I’m the OP so figured I should reply here, just tried my failing deploy and it worked. Hopefully you guys get resolution shortly too.

echoi · January 15, 2025, 9:06pm

I’m still experiencing healthcheck issues for bg in narita

bg_deployments_http critical

whats funny is for rolling strategy is that it says it failed, but deploys.
it timesout after hundreds of lease errors like

2025-01-15T21:04:56Z proxy[4d89449f464958] nrt [error][PM01] machines API returned an error: "machine ID 4d89449f464958 lease currently held by e72dfff2-bdf4-5390-b013-778476e67d89@tokens.fly.io, expires at 2025-01-15T21:05:08Z"

but the code is actually deployed

luciengeorge · January 15, 2025, 10:02pm

Issue was marked as resolved but I am still experiencing the issue here. Health checks not passing

dustingetz · January 15, 2025, 11:54pm

deploys still down, live machines exhibit abnormal cpu usage in some regions

Error: failed to update machine 178159edce53e8: Unrecoverable error: timeout reached waiting for health checks to pass for machine 178159edce53e8: failed to get VM 178159edce53e8: Get "https://api.machines.dev/v1/apps/dawn-night-7975/machines/178159edce53e8": net/http: request canceled

fly machine restart 178159edce53e8 Restarting machine 178159edce53e8 Waiting for 178159edce53e8 to become healthy (started, 0/1) Error: failed to restart machine 178159edce53e8: failed to wait for health checks to pass: context deadline exceeded

wjordan · January 16, 2025, 12:29am

Hey folks, just wanted to add some details to provide a bit more clarity to this thread:

We identified a specific platform issue that had been causing healthchecks in blue-green deployments to fail, which we tracked down to a change that we had been slowly rolling out to a handful of regions over the last couple of days (specifically: scl , mia , bom , gig , bog , eze , gdl , yul , otp, and a small portion of sin at 2025-01-13T21:30:00Z, [edit: additionally followed by ewr, lax, lhr, hkg, jnb, arn, atl, bos, cdg, den, dfw at 2025-01-14T21:30:00Z]). We reverted the change in these regions and confirmed this fixed the issue. Any other regions were not affected by this issue.

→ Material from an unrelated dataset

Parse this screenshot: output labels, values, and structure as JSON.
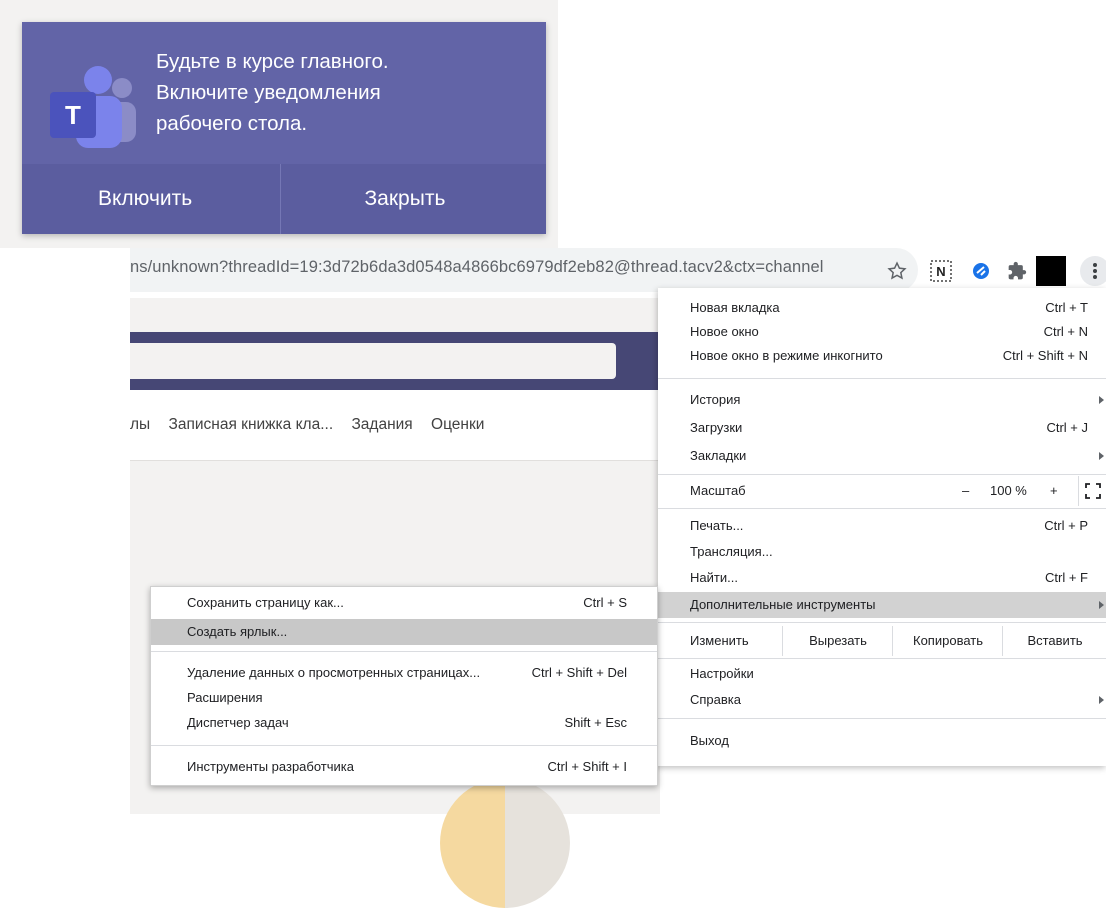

That said, I highly suspect that ~~the majority of reported~~ [edit: any remaining] issues in this thread are actually more directly related to the CPU Quotas Update that we initially announced last October and that we just completed rolling out yesterday. If your app is running on shared instances and uses a heavy amount of CPU on startup (more than the 1/16th or 6.25% of a core we allocate to each shared vCPU), your app may be taking longer to boot as a result of limited performance, which may impact deployments with health checks (since they may take longer to pass). You may need to adjust your health-check or deploy-wait timeouts, and/or scale up your instances to match your app’s workload.

Hope this extra info is helpful and unblocks those still experiencing various issues.

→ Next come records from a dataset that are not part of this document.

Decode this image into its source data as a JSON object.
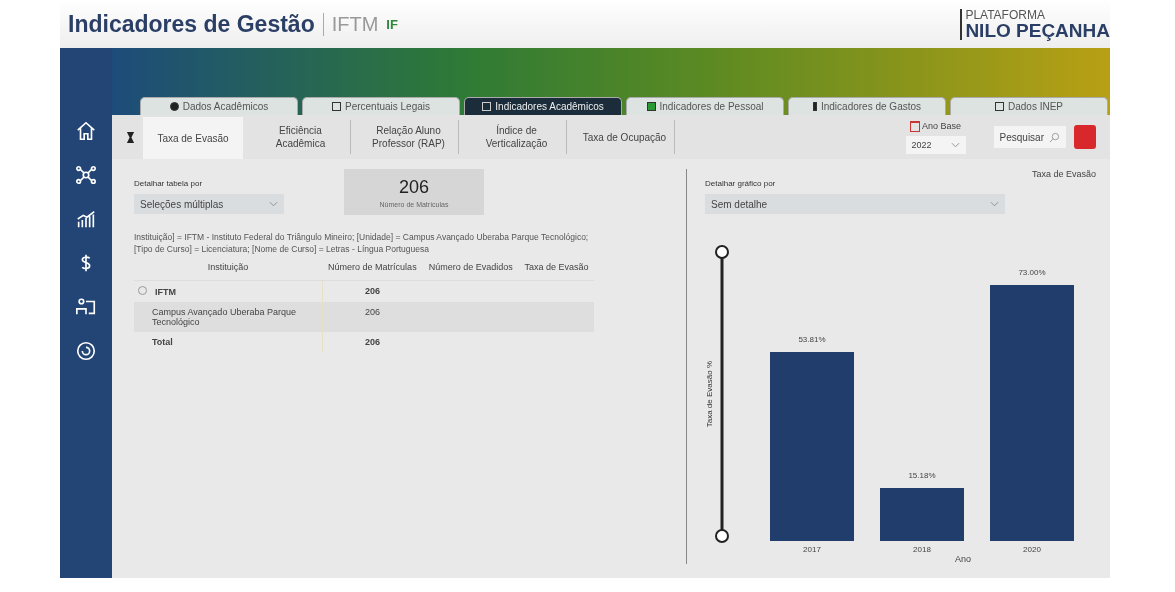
{
  "header": {
    "title": "Indicadores de Gestão",
    "subtitle": "IFTM",
    "logo_text": "IF",
    "platform_top": "PLATAFORMA",
    "platform_name": "NILO PEÇANHA"
  },
  "tabs": [
    {
      "label": "Dados Acadêmicos",
      "selected": false
    },
    {
      "label": "Percentuais Legais",
      "selected": false
    },
    {
      "label": "Indicadores Acadêmicos",
      "selected": true
    },
    {
      "label": "Indicadores de Pessoal",
      "selected": false
    },
    {
      "label": "Indicadores de Gastos",
      "selected": false
    },
    {
      "label": "Dados INEP",
      "selected": false
    }
  ],
  "subtabs": [
    {
      "label": "Taxa de Evasão",
      "selected": true
    },
    {
      "label": "Eficiência Acadêmica",
      "selected": false
    },
    {
      "label": "Relação Aluno Professor (RAP)",
      "selected": false
    },
    {
      "label": "Índice de Verticalização",
      "selected": false
    },
    {
      "label": "Taxa de Ocupação",
      "selected": false
    }
  ],
  "year_filter": {
    "label": "Ano Base",
    "value": "2022"
  },
  "search_button": {
    "label": "Pesquisar"
  },
  "table_filter": {
    "label": "Detalhar tabela por",
    "value": "Seleções múltiplas"
  },
  "kpi": {
    "value": "206",
    "label": "Número de Matrículas"
  },
  "filter_summary": "Instituição] = IFTM - Instituto Federal do Triângulo Mineiro; [Unidade] = Campus Avançado Uberaba Parque Tecnológico; [Tipo de Curso] = Licenciatura; [Nome de Curso] = Letras - Língua Portuguesa",
  "table": {
    "columns": [
      "Instituição",
      "Número de Matrículas",
      "Número de Evadidos",
      "Taxa de Evasão"
    ],
    "rows": [
      {
        "kind": "group",
        "cells": [
          "IFTM",
          "206",
          "",
          ""
        ]
      },
      {
        "kind": "child",
        "cells": [
          "Campus Avançado Uberaba Parque Tecnológico",
          "206",
          "",
          ""
        ]
      },
      {
        "kind": "total",
        "cells": [
          "Total",
          "206",
          "",
          ""
        ]
      }
    ]
  },
  "chart_filter": {
    "label": "Detalhar gráfico por",
    "value": "Sem detalhe"
  },
  "chart": {
    "chart_data": {
      "type": "bar",
      "title": "Taxa de Evasão",
      "xlabel": "Ano",
      "annotations": [
        {
          "text": "Taxa de Evasão %"
        }
      ],
      "categories": [
        "2017",
        "2018",
        "2020"
      ],
      "values": [
        53.81,
        15.18,
        73.0
      ],
      "data_labels": true,
      "value_labels": [
        "53.81%",
        "15.18%",
        "73.00%"
      ]
    }
  }
}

andrewmcgrath · January 16, 2025, 12:48am

So i beg you to either keep looking or correct this post. I reported this to support last night, and started this thread. I’m in yyz and ewr.

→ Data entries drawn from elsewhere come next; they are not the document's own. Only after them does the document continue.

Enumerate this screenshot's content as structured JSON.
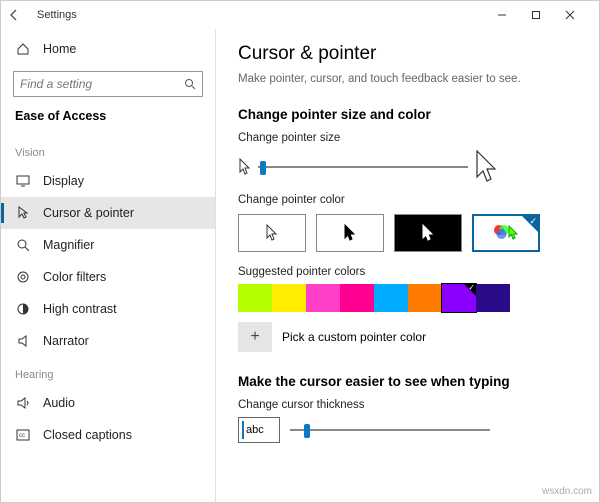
{
  "window": {
    "title": "Settings"
  },
  "sidebar": {
    "home": "Home",
    "search_placeholder": "Find a setting",
    "category": "Ease of Access",
    "group_vision": "Vision",
    "group_hearing": "Hearing",
    "items": {
      "display": "Display",
      "cursor": "Cursor & pointer",
      "magnifier": "Magnifier",
      "color_filters": "Color filters",
      "high_contrast": "High contrast",
      "narrator": "Narrator",
      "audio": "Audio",
      "closed_captions": "Closed captions"
    }
  },
  "main": {
    "title": "Cursor & pointer",
    "subtitle": "Make pointer, cursor, and touch feedback easier to see.",
    "section_size_color": "Change pointer size and color",
    "label_pointer_size": "Change pointer size",
    "label_pointer_color": "Change pointer color",
    "label_suggested": "Suggested pointer colors",
    "custom_color": "Pick a custom pointer color",
    "section_cursor": "Make the cursor easier to see when typing",
    "label_thickness": "Change cursor thickness",
    "abc": "abc"
  },
  "suggested_colors": [
    "#b3ff00",
    "#ffee00",
    "#ff3ec9",
    "#ff0090",
    "#00aaff",
    "#ff7a00",
    "#8a00ff",
    "#2b0a8a"
  ],
  "watermark": "wsxdn.com"
}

Mine wasn’t working, now it is. Nothing changed on my end. Later today i did switch to performance cpu units but only after everything started working again, i didn’t want to make that change in case the resize would fail too.

Doesn’t add up with your comments?

wjordan · January 16, 2025, 2:04am

Sorry about that, we followed up by double-checking our audit logs and yesterday there was indeed another segment of the rollout to a broader batch of regions which indeed included ewr and 10 other regions. I’ll update my earlier post with these details.